The MOFs of the isoreticular IRMOF-74 series are efficient catalysts for hydrogenolysis of aromatic C-O bonds, but a detailed mechanistic understanding of the reaction has not been established. An important advantage of these MOFs is that diameter of their 1D open channels can be varied systematically, owing to the common secondary building unit (SBU) and controllable length of the hydroxy-carboxylate struts. We show that the first four members of the IRMOF-74(Mg) series are inherently catalytic for aromatic C-O bond hydrogenolysis and that the conversion varies non-monotically with pore size.
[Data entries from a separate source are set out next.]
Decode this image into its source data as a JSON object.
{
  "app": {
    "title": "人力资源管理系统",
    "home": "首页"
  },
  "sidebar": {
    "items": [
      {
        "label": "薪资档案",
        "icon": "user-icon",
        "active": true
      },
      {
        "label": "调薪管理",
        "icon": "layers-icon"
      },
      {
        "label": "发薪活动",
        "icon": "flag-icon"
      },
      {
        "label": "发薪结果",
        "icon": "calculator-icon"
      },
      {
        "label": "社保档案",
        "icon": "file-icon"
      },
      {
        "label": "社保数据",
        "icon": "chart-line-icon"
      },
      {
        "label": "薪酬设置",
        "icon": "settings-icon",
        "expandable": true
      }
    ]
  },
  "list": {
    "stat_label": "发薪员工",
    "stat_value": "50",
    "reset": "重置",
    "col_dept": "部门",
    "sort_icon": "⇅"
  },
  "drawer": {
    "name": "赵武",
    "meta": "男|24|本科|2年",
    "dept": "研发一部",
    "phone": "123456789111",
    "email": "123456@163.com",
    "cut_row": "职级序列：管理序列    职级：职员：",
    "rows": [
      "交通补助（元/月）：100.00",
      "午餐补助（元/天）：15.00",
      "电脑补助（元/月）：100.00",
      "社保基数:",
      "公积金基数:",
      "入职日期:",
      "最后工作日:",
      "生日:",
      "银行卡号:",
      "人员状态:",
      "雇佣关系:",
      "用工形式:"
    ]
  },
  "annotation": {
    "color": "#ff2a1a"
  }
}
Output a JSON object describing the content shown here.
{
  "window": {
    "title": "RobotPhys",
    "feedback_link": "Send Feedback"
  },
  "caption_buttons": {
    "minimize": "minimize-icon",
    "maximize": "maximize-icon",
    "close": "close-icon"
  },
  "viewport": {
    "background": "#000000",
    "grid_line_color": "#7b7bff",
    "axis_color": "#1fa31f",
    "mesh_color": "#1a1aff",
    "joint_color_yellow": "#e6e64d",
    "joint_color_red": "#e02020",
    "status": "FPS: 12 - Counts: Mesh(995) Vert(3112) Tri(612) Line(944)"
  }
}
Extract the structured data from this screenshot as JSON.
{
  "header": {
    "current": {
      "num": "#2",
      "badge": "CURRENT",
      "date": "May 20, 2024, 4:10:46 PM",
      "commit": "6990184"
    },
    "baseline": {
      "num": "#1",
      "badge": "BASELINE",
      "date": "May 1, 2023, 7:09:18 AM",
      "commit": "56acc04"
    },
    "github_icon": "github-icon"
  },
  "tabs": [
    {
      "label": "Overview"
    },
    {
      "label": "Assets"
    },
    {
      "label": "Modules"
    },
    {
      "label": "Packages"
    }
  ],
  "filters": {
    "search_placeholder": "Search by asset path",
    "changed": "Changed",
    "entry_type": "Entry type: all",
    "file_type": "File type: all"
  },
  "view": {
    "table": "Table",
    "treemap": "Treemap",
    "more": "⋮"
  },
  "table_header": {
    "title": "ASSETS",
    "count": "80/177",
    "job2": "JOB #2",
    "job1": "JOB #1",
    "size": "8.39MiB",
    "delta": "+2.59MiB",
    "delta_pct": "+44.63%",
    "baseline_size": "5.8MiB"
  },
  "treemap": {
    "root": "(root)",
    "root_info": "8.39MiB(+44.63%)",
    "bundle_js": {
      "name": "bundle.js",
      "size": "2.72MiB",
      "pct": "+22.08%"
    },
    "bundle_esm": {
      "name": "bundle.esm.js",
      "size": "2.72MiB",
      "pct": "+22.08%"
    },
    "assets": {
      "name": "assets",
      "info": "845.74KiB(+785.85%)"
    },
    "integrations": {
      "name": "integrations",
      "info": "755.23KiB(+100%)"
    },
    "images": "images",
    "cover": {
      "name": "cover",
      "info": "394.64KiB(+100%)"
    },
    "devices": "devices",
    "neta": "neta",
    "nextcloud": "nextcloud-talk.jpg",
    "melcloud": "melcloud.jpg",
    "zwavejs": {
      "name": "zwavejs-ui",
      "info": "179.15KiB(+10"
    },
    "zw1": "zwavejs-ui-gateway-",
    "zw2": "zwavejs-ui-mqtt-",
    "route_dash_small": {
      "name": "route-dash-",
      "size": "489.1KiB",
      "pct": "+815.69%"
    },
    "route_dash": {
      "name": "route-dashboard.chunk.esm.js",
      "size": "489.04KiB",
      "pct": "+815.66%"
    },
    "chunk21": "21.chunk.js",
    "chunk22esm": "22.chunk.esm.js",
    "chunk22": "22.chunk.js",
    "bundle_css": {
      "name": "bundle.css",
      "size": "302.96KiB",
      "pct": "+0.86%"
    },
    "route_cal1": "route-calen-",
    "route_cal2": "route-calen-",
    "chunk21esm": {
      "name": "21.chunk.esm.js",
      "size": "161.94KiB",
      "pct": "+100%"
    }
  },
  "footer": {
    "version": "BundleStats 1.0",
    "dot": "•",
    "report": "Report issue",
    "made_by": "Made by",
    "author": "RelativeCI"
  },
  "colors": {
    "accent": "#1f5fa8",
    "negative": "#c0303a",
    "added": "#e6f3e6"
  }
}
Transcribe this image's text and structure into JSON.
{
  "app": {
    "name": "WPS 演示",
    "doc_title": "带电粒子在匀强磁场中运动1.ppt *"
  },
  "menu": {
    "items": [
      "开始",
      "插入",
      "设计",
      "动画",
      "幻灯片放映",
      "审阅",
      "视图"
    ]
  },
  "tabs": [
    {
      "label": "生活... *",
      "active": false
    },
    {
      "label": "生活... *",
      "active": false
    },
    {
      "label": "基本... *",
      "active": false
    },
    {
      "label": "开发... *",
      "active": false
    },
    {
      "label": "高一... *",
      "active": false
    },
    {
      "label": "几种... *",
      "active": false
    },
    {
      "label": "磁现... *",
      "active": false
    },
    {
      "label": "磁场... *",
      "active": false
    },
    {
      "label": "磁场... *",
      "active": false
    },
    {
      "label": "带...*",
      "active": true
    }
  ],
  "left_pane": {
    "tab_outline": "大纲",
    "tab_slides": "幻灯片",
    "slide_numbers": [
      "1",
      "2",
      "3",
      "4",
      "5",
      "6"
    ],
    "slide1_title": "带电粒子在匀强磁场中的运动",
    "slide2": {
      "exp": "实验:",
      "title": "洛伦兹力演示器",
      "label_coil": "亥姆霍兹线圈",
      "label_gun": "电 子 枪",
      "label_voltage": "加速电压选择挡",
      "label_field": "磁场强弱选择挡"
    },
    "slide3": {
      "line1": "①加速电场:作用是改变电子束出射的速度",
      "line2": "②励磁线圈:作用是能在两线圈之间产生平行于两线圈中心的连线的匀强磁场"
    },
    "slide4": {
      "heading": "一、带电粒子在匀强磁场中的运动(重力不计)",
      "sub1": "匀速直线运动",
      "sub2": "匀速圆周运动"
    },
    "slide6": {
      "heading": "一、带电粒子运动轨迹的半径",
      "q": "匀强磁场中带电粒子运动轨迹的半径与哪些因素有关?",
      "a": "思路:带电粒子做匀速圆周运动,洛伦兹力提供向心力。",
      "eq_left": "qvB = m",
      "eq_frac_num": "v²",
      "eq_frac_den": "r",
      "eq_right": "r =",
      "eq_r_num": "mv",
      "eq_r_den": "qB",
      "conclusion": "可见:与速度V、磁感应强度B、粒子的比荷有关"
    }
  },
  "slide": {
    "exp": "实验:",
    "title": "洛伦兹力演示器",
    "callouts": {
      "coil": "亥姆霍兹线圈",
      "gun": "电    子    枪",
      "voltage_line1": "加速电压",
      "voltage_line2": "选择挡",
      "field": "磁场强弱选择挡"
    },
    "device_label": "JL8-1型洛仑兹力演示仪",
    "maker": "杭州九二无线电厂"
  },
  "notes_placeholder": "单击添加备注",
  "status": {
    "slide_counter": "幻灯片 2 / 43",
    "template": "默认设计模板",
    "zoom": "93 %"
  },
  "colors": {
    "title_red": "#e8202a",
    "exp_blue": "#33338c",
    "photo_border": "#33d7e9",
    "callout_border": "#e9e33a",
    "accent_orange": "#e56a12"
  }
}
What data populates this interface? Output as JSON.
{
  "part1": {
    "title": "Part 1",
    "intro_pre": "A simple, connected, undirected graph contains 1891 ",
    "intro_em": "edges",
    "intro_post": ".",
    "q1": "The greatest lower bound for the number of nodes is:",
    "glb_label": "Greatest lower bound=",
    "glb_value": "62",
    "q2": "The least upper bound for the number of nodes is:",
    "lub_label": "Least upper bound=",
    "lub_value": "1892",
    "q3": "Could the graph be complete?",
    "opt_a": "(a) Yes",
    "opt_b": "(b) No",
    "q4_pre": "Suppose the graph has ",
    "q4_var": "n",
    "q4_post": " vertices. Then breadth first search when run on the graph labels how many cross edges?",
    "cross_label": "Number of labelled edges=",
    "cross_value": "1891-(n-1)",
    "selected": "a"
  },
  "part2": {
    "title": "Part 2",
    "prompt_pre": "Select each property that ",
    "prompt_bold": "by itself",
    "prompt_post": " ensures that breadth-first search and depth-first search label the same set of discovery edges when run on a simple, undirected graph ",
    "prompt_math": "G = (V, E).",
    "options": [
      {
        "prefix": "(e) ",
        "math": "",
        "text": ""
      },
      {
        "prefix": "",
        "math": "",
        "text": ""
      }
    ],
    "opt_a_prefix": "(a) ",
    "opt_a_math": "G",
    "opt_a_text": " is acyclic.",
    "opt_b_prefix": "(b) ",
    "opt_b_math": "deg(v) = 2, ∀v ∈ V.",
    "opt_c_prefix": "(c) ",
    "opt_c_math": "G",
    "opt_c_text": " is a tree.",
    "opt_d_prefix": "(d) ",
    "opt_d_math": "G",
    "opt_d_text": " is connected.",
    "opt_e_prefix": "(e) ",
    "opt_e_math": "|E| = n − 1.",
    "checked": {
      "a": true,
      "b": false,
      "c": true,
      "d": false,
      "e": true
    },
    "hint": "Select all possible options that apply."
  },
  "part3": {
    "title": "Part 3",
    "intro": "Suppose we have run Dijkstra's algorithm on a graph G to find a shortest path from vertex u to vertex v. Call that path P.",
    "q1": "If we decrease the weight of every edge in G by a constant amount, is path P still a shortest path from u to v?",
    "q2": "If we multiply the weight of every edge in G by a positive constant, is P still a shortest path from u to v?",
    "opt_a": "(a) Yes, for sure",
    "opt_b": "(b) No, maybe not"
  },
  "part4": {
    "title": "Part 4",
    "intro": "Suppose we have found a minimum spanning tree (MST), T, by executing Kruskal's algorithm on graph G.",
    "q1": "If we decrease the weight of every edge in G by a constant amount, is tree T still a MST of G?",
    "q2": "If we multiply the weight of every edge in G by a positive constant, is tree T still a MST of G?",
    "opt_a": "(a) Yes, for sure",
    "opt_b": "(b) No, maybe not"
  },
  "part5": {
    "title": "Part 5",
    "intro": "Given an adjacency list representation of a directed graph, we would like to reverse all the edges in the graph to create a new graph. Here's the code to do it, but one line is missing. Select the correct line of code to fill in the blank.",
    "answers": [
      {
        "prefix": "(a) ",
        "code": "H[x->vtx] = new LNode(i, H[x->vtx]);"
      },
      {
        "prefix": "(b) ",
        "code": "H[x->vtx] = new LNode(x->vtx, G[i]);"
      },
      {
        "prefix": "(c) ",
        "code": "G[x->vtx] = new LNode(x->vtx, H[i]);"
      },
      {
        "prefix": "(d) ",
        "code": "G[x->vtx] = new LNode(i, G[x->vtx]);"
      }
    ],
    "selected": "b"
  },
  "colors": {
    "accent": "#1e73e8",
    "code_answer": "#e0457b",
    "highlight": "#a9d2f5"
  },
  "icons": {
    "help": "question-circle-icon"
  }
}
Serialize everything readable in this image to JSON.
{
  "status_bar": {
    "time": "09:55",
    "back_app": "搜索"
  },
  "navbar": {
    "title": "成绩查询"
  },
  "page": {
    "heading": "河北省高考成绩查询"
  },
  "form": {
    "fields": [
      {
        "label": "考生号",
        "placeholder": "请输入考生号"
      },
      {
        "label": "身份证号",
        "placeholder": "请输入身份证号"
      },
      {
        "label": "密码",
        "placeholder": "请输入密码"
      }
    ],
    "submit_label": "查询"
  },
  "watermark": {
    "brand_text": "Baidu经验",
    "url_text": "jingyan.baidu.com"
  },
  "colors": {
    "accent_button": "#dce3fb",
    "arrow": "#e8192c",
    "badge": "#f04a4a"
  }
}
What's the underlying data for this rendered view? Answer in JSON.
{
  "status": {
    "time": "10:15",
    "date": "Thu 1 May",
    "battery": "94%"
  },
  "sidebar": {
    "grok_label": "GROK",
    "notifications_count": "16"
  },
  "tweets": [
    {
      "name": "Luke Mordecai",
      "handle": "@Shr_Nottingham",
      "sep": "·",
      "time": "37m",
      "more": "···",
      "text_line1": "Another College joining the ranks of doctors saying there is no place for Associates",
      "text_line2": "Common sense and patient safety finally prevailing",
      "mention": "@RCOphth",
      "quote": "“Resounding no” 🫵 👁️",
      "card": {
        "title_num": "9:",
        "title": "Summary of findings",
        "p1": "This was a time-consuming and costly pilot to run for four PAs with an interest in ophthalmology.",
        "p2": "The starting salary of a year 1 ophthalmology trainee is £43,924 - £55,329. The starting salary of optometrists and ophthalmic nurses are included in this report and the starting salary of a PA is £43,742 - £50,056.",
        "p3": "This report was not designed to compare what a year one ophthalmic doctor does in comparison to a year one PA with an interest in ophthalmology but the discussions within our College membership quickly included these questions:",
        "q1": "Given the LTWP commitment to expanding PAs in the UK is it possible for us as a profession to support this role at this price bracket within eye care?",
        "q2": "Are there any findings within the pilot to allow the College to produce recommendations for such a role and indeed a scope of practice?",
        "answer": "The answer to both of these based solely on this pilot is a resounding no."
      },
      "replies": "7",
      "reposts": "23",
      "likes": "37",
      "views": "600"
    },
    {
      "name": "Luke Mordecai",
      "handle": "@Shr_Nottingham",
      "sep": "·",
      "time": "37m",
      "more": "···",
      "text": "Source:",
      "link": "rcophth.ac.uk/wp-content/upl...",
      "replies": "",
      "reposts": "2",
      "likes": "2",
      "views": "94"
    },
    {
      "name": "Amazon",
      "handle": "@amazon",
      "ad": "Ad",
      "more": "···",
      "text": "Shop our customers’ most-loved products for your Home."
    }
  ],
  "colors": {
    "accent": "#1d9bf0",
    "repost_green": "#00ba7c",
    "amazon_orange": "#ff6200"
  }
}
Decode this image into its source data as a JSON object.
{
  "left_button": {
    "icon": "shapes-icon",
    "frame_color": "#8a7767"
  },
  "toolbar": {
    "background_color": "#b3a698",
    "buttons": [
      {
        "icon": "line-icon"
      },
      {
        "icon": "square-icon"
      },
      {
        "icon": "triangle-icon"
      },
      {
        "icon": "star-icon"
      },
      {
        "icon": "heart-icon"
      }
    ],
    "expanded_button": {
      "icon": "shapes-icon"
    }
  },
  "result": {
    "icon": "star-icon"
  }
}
The hydrogenolysis conversion of phenylethylphenyl ether (PPE), benzylphenyl ether (BPE), and diphenyl ether (DPE) varies as PPE > BPE > DPE, consistent with the strength of the C-O bond, whereas the conversion follows the trend IRMOF-74(III) > IRMOF-74(IV) > IRMOF-74(II) > IRMOF-74(I) with little change in selectivity. DFT calculations suggest the unexpected behavior is due to much stronger ether binding to the Mg(II) open metal sites of IRMOF-74(III) resulting from a structural distortion that moves the Mg2+ ions toward the interior of the pore. Solid-state 25Mg NMR data reveal low-symmetry local Mg environments in IRMOF-74(I)-Mg and indicate binding of hydrogen and substrates to the Mg(II) site. The MOF catalysts are recyclable and reusable and retain their crystallinity and framework structure after the hydrogenolysis reaction. The results suggest that both confinement and the presence of reactive metals are essential for achieving the high catalytic activity. Moreover, they challenge the notion that simply increasing MOF pore size will lead to higher conversions.